Due to safety and privacy issues, many organisations may already be in a position where they have been complying to regulations, such as informing the customer of the reason for retaining information. For these organisations, compliance may just involve slight adjustments in protocol. For other organisations, compliance may entail more extensive steps and re-configurations.

Hi-Tech Security Solutions: Apart from the threats of jail for directors, what are the real risks of non-compliance (from legal and other perspectives)?

Carrie Peter In addition to potential imprisonment, non-compliance may lead to heavy fines. Section 107 of the Act states: “For the more serious offences the maximum penalties are a R10 million fine or imprisonment for a period not exceeding 10 years or to both a fine and such imprisonment. For the less serious offences, for example, hindering an official in the execution of a search and seizure warrant, the maximum penalty would be a fine or imprisonment for a period not exceeding 12 months, or to both a fine and such imprisonment.”

Further to this, the costs that can be caused by data breaches and security issues can make the fines seem light. Reputational damage, productivity losses and data losses can cause millions of rands in damage. Responding to a minor cyber incident can cost millions of rands. Organisations that do not comply also run the risk of losing the confidence of their customers and clients, since the Act has been instated to protect the privacy and confidentiality of their information, this loss of trust can potentially result in a downturn in business.

Hi-Tech Security Solutions: What should companies be ready for in terms of people asking what private information the organisations hold for them? Can an individual insist a company provides and then deletes all info they have on them? How long does a company have to supply/delete such personal information?

Carrie Peter: According to the Act, the data subject must be informed about the reason for the information requested. The organisation also has to inform the data subject about and gain permission for, the sharing of that personal information to any additional third parties. The data subject has the right to request the reason for personal information obtained at any time.

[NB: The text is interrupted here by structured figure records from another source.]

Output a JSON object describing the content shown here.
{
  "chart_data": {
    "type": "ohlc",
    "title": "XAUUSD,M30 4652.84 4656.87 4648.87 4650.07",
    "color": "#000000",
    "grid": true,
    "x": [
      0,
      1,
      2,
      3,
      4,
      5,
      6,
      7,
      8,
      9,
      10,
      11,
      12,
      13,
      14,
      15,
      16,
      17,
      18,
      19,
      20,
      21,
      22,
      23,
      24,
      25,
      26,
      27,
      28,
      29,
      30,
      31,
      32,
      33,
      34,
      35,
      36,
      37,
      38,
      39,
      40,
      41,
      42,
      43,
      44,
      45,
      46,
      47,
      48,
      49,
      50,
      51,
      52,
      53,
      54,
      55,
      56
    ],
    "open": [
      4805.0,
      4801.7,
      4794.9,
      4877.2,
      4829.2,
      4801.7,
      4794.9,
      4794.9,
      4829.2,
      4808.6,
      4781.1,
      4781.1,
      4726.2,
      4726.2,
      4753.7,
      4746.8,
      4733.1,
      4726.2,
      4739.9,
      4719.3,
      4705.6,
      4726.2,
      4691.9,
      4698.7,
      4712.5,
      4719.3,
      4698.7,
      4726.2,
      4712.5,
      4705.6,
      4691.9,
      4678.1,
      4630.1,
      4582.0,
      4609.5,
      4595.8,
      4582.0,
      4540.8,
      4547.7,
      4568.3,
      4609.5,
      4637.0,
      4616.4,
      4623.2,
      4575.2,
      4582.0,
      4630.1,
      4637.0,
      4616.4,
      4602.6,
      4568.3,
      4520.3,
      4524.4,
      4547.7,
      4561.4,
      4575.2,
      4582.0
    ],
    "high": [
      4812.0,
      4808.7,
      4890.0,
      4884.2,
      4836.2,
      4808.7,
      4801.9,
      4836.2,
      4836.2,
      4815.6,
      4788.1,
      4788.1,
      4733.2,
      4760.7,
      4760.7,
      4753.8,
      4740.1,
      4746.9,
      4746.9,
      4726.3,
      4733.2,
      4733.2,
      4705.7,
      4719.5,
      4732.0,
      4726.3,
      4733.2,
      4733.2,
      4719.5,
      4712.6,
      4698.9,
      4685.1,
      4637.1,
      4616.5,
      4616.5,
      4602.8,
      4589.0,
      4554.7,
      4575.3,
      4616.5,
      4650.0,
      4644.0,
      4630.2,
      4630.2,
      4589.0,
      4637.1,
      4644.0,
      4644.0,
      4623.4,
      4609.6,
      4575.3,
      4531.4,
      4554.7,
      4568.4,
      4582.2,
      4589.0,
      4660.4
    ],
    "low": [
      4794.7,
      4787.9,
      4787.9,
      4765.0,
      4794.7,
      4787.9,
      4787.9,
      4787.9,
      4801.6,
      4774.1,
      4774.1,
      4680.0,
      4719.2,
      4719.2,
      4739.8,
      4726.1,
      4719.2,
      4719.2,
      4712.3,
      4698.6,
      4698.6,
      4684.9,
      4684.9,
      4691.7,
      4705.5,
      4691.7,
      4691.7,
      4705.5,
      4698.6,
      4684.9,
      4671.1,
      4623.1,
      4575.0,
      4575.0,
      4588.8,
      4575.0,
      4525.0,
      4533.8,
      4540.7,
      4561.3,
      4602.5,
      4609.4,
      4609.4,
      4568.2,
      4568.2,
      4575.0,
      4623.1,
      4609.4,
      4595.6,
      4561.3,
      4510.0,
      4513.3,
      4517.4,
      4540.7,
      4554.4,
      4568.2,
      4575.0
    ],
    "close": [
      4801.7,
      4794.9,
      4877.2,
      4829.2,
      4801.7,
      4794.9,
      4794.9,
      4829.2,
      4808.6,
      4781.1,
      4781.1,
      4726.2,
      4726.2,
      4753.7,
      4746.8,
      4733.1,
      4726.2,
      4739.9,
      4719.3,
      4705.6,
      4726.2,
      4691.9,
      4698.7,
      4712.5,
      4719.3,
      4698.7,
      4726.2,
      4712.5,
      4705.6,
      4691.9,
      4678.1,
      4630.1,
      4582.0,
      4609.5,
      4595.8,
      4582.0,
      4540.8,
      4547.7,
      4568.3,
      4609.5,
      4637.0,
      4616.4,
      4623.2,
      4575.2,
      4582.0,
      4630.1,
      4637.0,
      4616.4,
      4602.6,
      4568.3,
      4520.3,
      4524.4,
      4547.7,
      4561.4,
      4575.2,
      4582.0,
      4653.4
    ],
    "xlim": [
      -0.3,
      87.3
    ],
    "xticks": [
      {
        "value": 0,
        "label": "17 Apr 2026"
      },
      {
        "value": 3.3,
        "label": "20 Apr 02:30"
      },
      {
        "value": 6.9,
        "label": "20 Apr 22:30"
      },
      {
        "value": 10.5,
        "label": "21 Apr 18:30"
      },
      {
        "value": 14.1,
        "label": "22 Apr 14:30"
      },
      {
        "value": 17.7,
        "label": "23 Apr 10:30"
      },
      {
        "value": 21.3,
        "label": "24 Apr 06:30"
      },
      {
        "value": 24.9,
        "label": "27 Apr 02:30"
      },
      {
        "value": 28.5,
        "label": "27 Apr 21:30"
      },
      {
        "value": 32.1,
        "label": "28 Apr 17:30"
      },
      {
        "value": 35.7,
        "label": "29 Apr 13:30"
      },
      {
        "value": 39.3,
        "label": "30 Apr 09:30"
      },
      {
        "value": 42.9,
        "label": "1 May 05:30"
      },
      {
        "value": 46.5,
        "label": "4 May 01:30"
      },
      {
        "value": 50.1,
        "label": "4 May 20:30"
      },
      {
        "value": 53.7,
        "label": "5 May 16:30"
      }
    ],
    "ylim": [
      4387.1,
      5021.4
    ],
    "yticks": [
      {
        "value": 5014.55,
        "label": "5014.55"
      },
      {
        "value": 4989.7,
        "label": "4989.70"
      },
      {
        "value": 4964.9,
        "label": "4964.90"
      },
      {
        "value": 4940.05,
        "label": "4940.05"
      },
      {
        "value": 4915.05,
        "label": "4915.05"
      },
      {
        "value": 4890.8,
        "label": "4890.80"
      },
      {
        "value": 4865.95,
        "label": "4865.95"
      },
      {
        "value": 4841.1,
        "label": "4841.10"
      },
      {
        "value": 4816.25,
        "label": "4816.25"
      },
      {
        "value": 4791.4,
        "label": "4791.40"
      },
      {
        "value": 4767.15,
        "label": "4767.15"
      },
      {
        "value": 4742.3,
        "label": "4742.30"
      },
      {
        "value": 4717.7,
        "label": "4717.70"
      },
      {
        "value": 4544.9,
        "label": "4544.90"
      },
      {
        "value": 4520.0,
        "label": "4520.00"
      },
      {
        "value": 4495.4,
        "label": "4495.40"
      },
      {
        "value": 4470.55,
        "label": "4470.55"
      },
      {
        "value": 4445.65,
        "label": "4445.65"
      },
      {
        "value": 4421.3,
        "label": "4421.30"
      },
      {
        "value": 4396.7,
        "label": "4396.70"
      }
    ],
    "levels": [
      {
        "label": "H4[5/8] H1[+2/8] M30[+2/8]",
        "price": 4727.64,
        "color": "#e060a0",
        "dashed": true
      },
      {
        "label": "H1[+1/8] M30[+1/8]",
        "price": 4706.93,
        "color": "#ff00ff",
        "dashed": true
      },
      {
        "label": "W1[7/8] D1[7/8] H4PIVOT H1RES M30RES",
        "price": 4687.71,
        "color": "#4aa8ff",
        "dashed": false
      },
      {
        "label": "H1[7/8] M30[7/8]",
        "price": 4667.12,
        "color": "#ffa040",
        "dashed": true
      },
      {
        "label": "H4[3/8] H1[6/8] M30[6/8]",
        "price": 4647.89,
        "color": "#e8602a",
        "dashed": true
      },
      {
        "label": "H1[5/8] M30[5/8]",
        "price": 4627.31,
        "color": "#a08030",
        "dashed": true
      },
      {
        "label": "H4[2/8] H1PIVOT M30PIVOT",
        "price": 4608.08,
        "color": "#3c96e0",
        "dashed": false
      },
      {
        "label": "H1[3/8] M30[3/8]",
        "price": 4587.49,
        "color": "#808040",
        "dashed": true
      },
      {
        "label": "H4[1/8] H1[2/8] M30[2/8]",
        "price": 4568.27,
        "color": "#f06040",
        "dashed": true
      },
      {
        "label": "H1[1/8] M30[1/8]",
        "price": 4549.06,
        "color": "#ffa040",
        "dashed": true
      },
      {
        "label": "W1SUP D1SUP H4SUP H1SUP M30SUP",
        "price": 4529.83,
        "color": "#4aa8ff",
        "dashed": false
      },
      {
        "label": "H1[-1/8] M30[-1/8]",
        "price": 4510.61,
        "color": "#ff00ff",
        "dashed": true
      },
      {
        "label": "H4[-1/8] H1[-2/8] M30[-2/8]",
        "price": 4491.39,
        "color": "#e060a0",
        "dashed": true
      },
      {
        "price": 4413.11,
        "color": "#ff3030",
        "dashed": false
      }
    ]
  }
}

The data subject also has the right to request what information an organisation has about the subject and to order the deletion of that information. The organisation must comply and the information must be deleted immediately upon request without any penalties, conditions or fines to the data subject.

Hi-Tech Security Solutions: With 1 July looming, what are your top three tips for companies to ensure they are compliant or will be compliant?

Carrie Peter: My suggestions are:

1. Understand what private data you hold and what private data you need to hold – gather and hold only what you need.

2. Understand consent – it is fine to gather and hold data if you have consent to do so. Make sure that all data obtained has the consent of the data subject.

3. Trust no one – develop a risk management and mitigation programme and regularly assess your day-to-day practices against this. Keep record of compliance measures at all times.